Mais les affirmations du gouvernement étaient mises en cause vendredi, notamment par le lobby européen de l'Acier, Eurofer, selon qui les représentants britanniques se sont à l'inverse opposés à de nouvelles mesures visant à défendre l'acier européen.

"Pourquoi ? Ils font valoir la protection des utilisateurs d'acier, par exemple ils disent que l'industrie automobile, la construction, la machinerie, bénéficient d'un acier à bas prix.
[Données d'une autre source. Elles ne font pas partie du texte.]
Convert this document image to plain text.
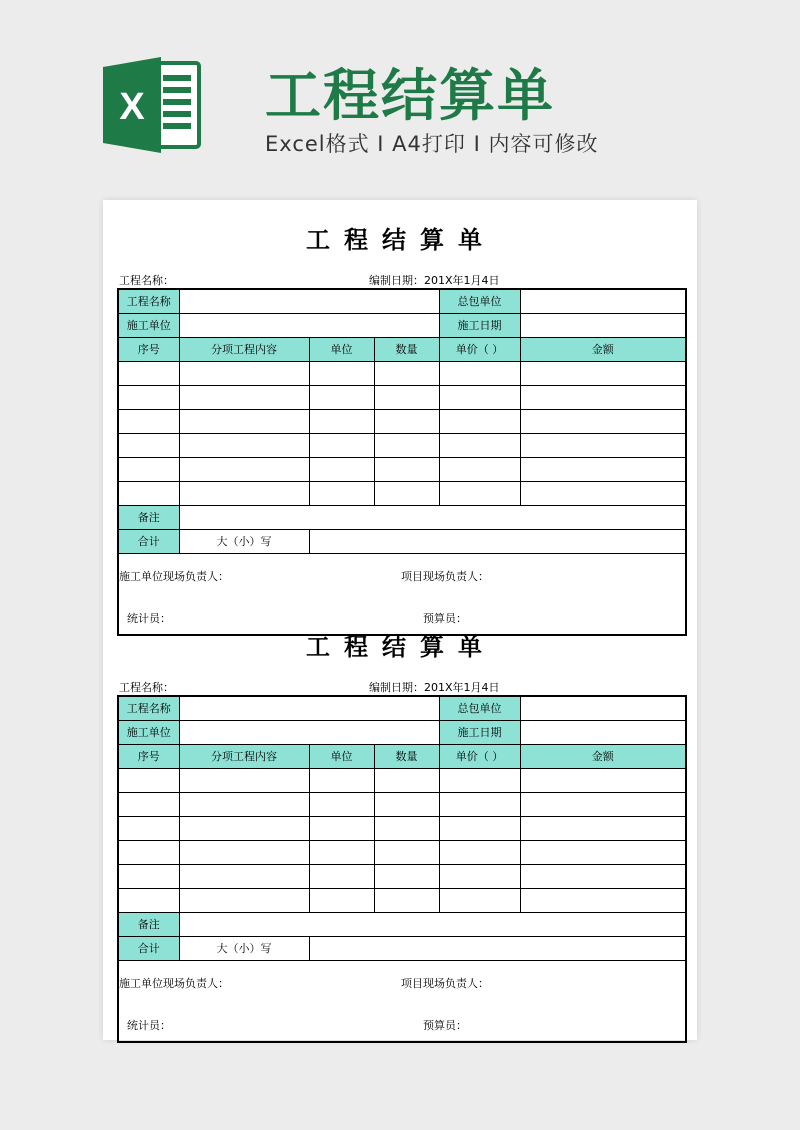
X 工程结算单
Excel格式 I A4打印 I 内容可修改
工程结算单
工程名称：	编制日期：201X年1月4日
工程名称				总包单位	
施工单位				施工日期	
序号	分项工程内容	单位	数量	单价（ ）	金额

备注					
合计	大（小）写				

施工单位现场负责人： 项目现场负责人：
统计员： 预算员：					
工程结算单
工程名称：	编制日期：201X年1月4日
工程名称				总包单位	
施工单位				施工日期	
序号	分项工程内容	单位	数量	单价（ ）	金额

备注					
合计	大（小）写				

施工单位现场负责人： 项目现场负责人：
统计员： 预算员：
C'est le cas, mais en même temps, cela sacrifie notre industrie au profit d'un autre secteur", a déploré le porte-parole d'Eurofer, Charles de Lusignan.

Eurofer met en exergue le fait que les États-Unis imposent des droits de douane provisoires de plus de 265% sur certaines catégories d'acier chinois, versé en surabondance sur les marchés mondiaux, contre 13 à 16% pour l'UE sur les mêmes produits.

Or, a affirmé M. de Lusignan à l'AFP, le Royaume-Uni a cherché ces derniers mois à se ménager les bonnes grâces de la Chine, déroulant le tapis rouge au président Xi Jinping venu en visite d’État en octobre, courtisé entre autres pour les capacités d'investissement de l'Empire du milieu.

Les Britanniques "pensent que s'ils bloquent le changement et la modernisation des instruments de défense du commerce, cela leur donnera les faveurs de la Chine", d'après Eurofer.

Ces accusations, reprises par les médias au Royaume-Uni, ont d'autant plus d'écho que la sidérurgie garde une place à part dans les coeurs britanniques, depuis la révolution industrielle qui assit la prospérité du pays et dont elle fut un des fers de lance.

- "Regarder les travailleurs dans les yeux" -

Le Premier ministre David Cameron et son ministre des Finances, George Osborne, subissent en conséquence un feu nourri de critiques, à commencer par celles de leur ex-allié Nick Clegg, centriste libéral-démocrate et Premier ministre adjoint de M. Cameron de 2010 à 2015.

"George Osborne a mis sa relation spéciale avec la Chine au-dessus des intérêts du Royaume-Uni", a-t-il accusé, reprochant au gouvernement d'avoir "manqué de nombreuses occasions d'aider l'industrie sidérurgique, par exemple en prenant des mesures pour empêcher l'acier chinois à prix cassé d'inonder le marché britannique".

En déplacement à Manchester (nord de l'Angleterre) pour promouvoir la nette augmentation du salaire minimum entrée en vigueur vendredi, M. Osborne a dû se défendre de toute inaction et a promis que son gouvernement faisait "tout ce qui était réalisable et possible" pour protéger l'industrie sidérurgique.

Son collègue Sajid Javid, le ministre des Entreprises, devait pour sa part se rendre à Port Talbot, le coeur gallois de la sidérurgie britannique, où Tata emploie pas moins de 4.000 personnes, écourtant un lointain voyage en Australie pour revenir au chevet d'un secteur malade.

Il devait tenter de limiter les dégâts en assurant que sans l'intervention du gouvernement auprès de Tata Steel, le géant indien aurait fermé l'aciérie sans délai plutôt que de la mettre en vente.

Appelant M. Javid à "regarder les travailleurs dans les yeux et à promettre du concret", le syndicat Unite a espéré que cette visite ne se limiterait pas à "une opération de relations publiques".

"Les sidérurgistes de Port Talbot et de Tata Steel dans son ensemble veulent savoir exactement ce que Sajid Javid prévoit de faire pour sauvegarder leur industrie, leur gagne-pain et leur communauté", a prévenu Andy Richards, secrétaire du syndicat au Pays de Galles.